Where female dogs are concerned, having them spayed does offer quite a few positives and this includes the following:

  • When the procedure is carried out before a female reaches two and half years old, the risk of them developing mammary tumours is greatly reduced. This is a condition that all too frequently seen in female dogs and it's a condition where the prognosis is never that good
  • There is far less risk of a female dog developing pyometra when they are spayed

However, with the positives comes the negatives of having a female dog spayed and these include the following:

  • The procedure is carried out under a full general anaesthetic and this carries certain risks to dogs
  • Dogs are far more at risk of putting on too much weight once they have been spayed and this alone means they are more susceptible of developing certain specific health issues associated with obesity
  • Dogs that have been spayed are more at risk of suffering from "spay incontinence" and it's thought that anything up to 20% of female dogs that have undergone the procedure are affected
  • Where the Irish Setter is concerned, their coats are affected quite dramatically, becoming woolly looking and dry. Their coats are therefore much harder to brush and always look bedraggled and unkempt

The Long-term Effects of Spaying Male Dogs

Where male dogs are concerned, there are certain longer term consequences to neutering them too and this includes the following positive and negatives.
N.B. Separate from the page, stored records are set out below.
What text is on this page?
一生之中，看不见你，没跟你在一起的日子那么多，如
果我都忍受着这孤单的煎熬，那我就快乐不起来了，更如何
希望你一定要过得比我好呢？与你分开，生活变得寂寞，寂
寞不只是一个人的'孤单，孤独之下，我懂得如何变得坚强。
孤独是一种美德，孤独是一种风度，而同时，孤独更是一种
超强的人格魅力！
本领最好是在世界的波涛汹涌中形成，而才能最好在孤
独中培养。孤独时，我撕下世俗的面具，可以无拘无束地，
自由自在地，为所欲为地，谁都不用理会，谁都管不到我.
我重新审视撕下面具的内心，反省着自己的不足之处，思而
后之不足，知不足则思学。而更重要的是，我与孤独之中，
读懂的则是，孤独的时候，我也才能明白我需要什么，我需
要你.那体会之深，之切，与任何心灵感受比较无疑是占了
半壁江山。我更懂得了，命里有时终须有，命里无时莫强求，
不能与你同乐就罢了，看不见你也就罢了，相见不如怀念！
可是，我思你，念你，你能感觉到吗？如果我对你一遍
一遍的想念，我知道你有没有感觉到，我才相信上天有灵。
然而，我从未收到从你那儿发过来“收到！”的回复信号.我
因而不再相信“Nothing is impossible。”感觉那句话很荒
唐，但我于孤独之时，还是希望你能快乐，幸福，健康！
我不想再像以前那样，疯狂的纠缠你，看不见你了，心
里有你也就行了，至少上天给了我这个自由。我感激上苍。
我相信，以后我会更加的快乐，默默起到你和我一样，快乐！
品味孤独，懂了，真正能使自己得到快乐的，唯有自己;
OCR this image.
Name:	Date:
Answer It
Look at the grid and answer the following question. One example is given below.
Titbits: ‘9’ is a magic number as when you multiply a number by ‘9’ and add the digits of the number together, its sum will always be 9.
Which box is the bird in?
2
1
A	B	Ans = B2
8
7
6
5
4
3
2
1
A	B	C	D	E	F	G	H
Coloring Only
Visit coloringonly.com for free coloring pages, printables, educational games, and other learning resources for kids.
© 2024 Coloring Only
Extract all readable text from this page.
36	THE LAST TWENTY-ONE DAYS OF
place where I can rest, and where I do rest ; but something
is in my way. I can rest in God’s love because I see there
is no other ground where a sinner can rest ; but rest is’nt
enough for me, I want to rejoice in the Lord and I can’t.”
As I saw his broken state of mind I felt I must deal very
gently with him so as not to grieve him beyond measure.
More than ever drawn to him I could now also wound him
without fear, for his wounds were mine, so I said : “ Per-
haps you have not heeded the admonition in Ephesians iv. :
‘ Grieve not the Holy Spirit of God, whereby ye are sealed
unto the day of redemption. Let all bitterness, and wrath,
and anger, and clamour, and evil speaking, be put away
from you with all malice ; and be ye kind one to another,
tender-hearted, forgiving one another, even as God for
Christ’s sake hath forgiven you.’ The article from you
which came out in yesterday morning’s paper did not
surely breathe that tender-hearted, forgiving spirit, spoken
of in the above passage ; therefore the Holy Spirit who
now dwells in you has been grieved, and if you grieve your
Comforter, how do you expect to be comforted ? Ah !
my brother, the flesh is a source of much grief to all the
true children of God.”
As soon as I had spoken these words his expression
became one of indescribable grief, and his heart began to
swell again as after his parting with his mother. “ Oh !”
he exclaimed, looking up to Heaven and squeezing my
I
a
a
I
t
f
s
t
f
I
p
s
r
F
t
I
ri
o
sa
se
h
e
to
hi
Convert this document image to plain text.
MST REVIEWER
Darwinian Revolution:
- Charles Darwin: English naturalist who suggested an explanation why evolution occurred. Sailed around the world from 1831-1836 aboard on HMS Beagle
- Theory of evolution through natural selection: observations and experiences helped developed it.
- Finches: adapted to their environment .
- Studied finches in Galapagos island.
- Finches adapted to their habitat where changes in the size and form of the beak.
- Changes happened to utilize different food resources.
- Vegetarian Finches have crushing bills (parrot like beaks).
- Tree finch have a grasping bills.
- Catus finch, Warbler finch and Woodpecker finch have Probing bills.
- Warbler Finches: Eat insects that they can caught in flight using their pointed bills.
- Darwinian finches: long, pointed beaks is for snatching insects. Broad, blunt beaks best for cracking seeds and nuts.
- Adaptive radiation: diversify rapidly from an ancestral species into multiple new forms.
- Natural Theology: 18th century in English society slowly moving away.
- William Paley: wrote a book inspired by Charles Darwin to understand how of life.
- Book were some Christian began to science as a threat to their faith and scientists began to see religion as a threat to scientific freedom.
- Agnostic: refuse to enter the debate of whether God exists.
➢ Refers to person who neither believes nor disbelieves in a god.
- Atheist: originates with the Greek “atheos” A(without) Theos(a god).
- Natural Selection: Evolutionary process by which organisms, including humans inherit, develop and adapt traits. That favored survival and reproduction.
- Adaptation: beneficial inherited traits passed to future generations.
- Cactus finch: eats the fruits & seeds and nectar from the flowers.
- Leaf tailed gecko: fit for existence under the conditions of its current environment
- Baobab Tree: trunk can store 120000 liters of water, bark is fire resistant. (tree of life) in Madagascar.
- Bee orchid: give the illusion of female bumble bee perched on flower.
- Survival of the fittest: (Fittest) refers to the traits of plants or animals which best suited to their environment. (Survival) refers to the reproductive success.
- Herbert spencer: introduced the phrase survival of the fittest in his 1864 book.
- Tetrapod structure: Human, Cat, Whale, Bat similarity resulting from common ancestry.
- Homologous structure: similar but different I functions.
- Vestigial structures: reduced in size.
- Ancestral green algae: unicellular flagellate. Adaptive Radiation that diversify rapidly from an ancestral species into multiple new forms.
The positives of neutering a male dog include the following:

  • Having a dog neutered reduces the risk of them developing testicular cancer, but it only reduces the risk by a small margin which is something worth making a note of
  • It also reduces the chances of a dog developing benign prostrate health issues

However, the negatives involved in having a dog neutered include the following:

  • Again, the procedure although less invasive than that carried out on females, still has to be carried out under general anaesthetic and this carries a risk to the dog
  • Dogs are far more at risk of gaining weight once they've been neutered and if they become obese there are many health issues that could affect them and which could shorten their life spans considerably
  • Where male Irish Setters are concerned, once they've been neutered their coats can change quite dramatically, turning woolly in texture and very dry looking. As with female Irish Setters, it can make brushing their coats very challenging

The Alternatives to Neutering

The only real alternative to neutering Irish Setters is to discuss things with your vet who may suggest prescribing certain drugs that inhibit the natural cycle of a female dog. Most of these drugs are available in injection or tablet form and are typically natural hormone-based medications. However, a dog would need to be given the drug continually for it to be effective and there are some side effects which cannot be ignored. The other thing to bear in mind is the cost of such a treatment which can prove prohibitive.